The warning is that there are some obstacles for builders to overcome. First, interest rates are probably going to remain high. Second, since immigrants account for almost 30% of the nation’s construction workforce, the incoming administration has stated that it will reduce immigration, which is likely to result in fewer residential development.
Redfin anticipates a small decrease in real estate commissions during the first full year of the new National Association of Realtors (NAR) commission regulations. In competitive housing markets, where costs are frequently a subject of negotiation in a bidding war, this is particularly true for luxury houses, where brokers have the most leeway to lower their fees.
How far the incoming administration’s antitrust enforcers will push for more reforms in the real estate sector is still up in the air. Although it’s unclear if it would take any official action, the Department of Justice stated in a recent filing that it “continues to scrutinize policies and practices in the residential real estate industry that may stifle competition.”
The Federal Trade Commission will be more inclined to authorize mergers and acquisitions between big businesses under the incoming government. The U.S. real estate market has historically been fragmented, with numerous brokerages and real estate search sites of all sizes and business models vying for agents and clients, in contrast to other sectors with a small number of dominating firms. We’re likely to see more roll-ups of brokerages, lenders, and title businesses hoping to increase business from every client, even though it’s not unusual for larger brokerages to have connected mortgage or title services.

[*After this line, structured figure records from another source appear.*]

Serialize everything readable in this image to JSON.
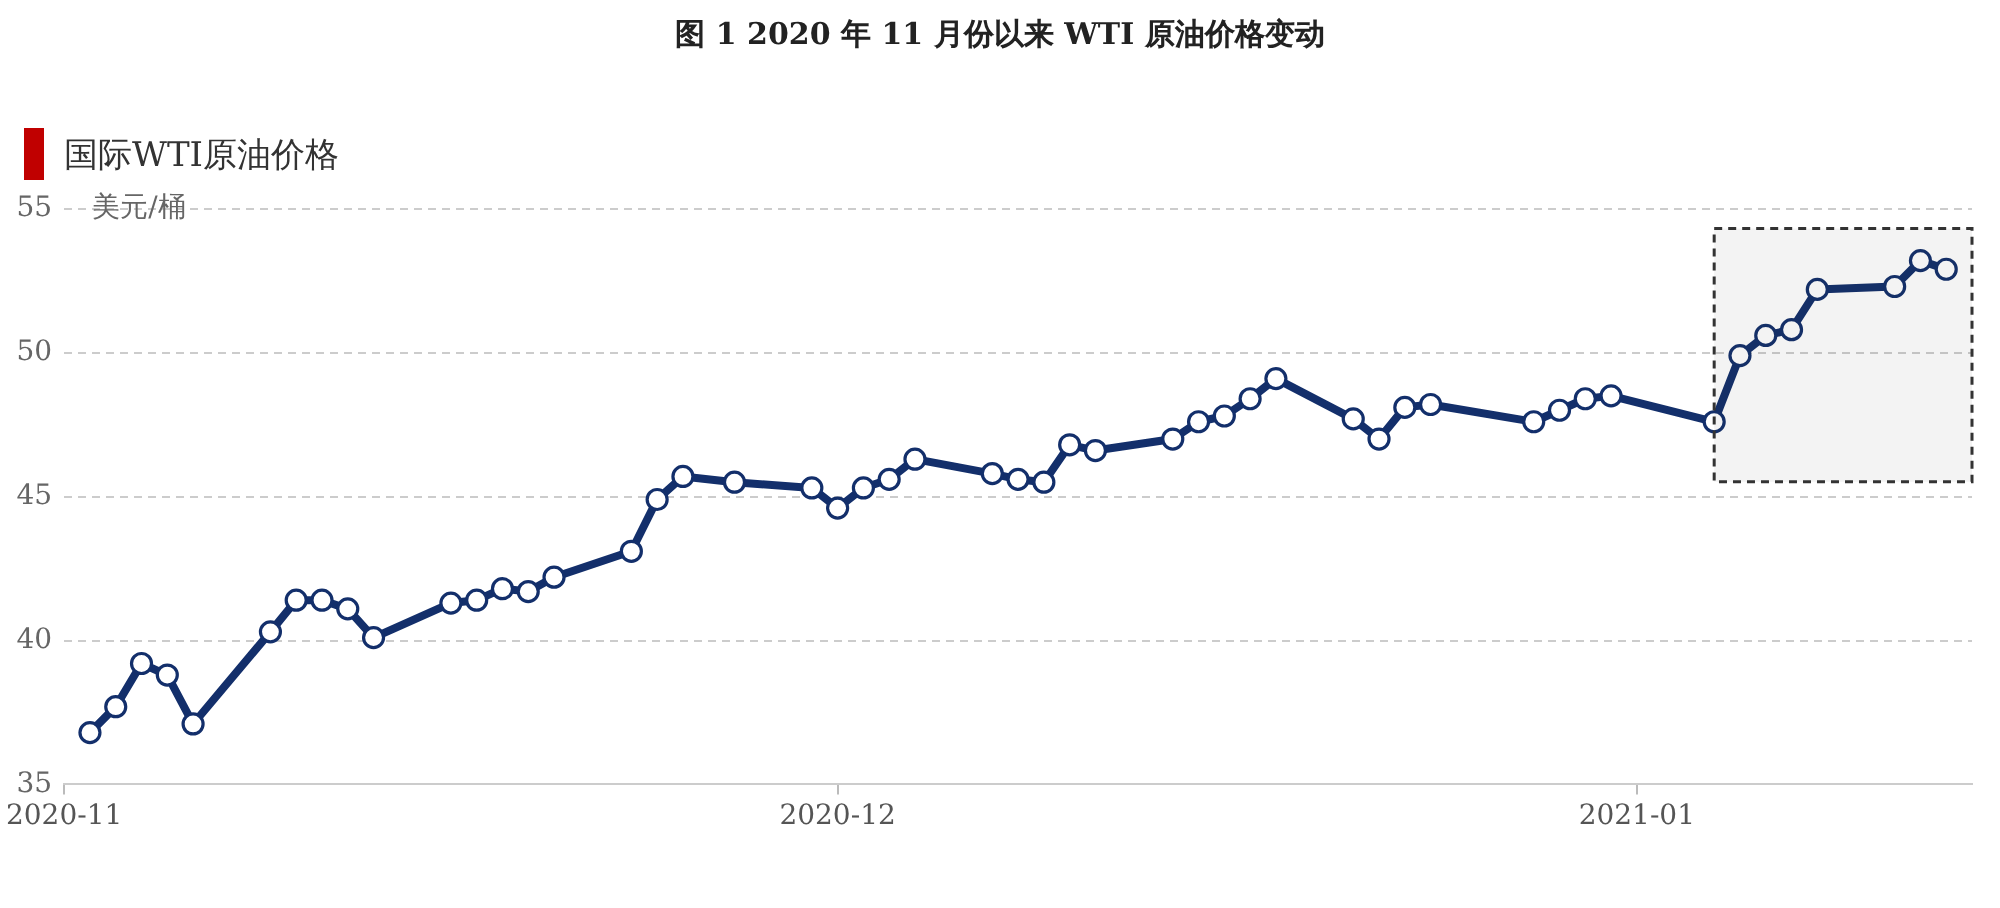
{
  "chart_data": {
    "type": "line",
    "title": "图 1 2020 年 11 月份以来 WTI 原油价格变动",
    "subtitle": "国际WTI原油价格",
    "ylabel": "美元/桶",
    "x": [
      "2020-11-02",
      "2020-11-03",
      "2020-11-04",
      "2020-11-05",
      "2020-11-06",
      "2020-11-09",
      "2020-11-10",
      "2020-11-11",
      "2020-11-12",
      "2020-11-13",
      "2020-11-16",
      "2020-11-17",
      "2020-11-18",
      "2020-11-19",
      "2020-11-20",
      "2020-11-23",
      "2020-11-24",
      "2020-11-25",
      "2020-11-27",
      "2020-11-30",
      "2020-12-01",
      "2020-12-02",
      "2020-12-03",
      "2020-12-04",
      "2020-12-07",
      "2020-12-08",
      "2020-12-09",
      "2020-12-10",
      "2020-12-11",
      "2020-12-14",
      "2020-12-15",
      "2020-12-16",
      "2020-12-17",
      "2020-12-18",
      "2020-12-21",
      "2020-12-22",
      "2020-12-23",
      "2020-12-24",
      "2020-12-28",
      "2020-12-29",
      "2020-12-30",
      "2020-12-31",
      "2021-01-04",
      "2021-01-05",
      "2021-01-06",
      "2021-01-07",
      "2021-01-08",
      "2021-01-11",
      "2021-01-12",
      "2021-01-13"
    ],
    "series": [
      {
        "color": "#132f6b",
        "values": [
          36.8,
          37.7,
          39.2,
          38.8,
          37.1,
          40.3,
          41.4,
          41.4,
          41.1,
          40.1,
          41.3,
          41.4,
          41.8,
          41.7,
          42.2,
          43.1,
          44.9,
          45.7,
          45.5,
          45.3,
          44.6,
          45.3,
          45.6,
          46.3,
          45.8,
          45.6,
          45.5,
          46.8,
          46.6,
          47.0,
          47.6,
          47.8,
          48.4,
          49.1,
          47.7,
          47.0,
          48.1,
          48.2,
          47.6,
          48.0,
          48.4,
          48.5,
          47.6,
          49.9,
          50.6,
          50.8,
          52.2,
          52.3,
          53.2,
          52.9
        ]
      }
    ],
    "xlim": [
      "2020-11-01",
      "2021-01-14"
    ],
    "xticks": [
      "2020-11",
      "2020-12",
      "2021-01"
    ],
    "ylim": [
      35,
      55
    ],
    "yticks": [
      35,
      40,
      45,
      50,
      55
    ],
    "grid": "y",
    "legend": false,
    "marker": "circle",
    "line_style": "solid",
    "bands": [
      {
        "axis": "x",
        "from": "2021-01-04",
        "to": "2021-01-14",
        "color": "#333333"
      }
    ]
  }
}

Individual Homes Will Be Priced to Reflect Climate Risks
In climate-risky areas, such as coastal Florida, wildfire-prone areas of California, and hurricane-prone areas of Texas, the likelihood of natural disasters will begin to drive down property prices or restrict price growth. The riskiness of each property will inevitably increase the knowledge of homebuyers and their agents. Due to their relative affordability and relative protection from climate-related calamities, the Midwest and Northeast will see an increase in the number of homebuyers.
For many middle- and lower-class homeowners in Florida, Hurricanes Helene and Milton marked a sea change. Compared to the previous year, fewer out-of-town purchasers sought to relocate to Florida this fall, but more homebuyers sought to depart the state. Only the wealthy who can afford to rebuild or pay exorbitant insurance rates may be able to afford to reside in coastal Florida. The luxury market around Florida’s coast is expected to remain robust, according to Redfin.
Compared to higher-priced homes, lower-priced homes will increase in 2025, but not because more young Americans or members of the working class are becoming homeowners. Rather, older purchasers who are priced out of higher price tiers will buy inexpensive homes. In contrast, Gen Zers will continue to rent or live with family long into their 30s, choosing instead to accumulate money in other ways.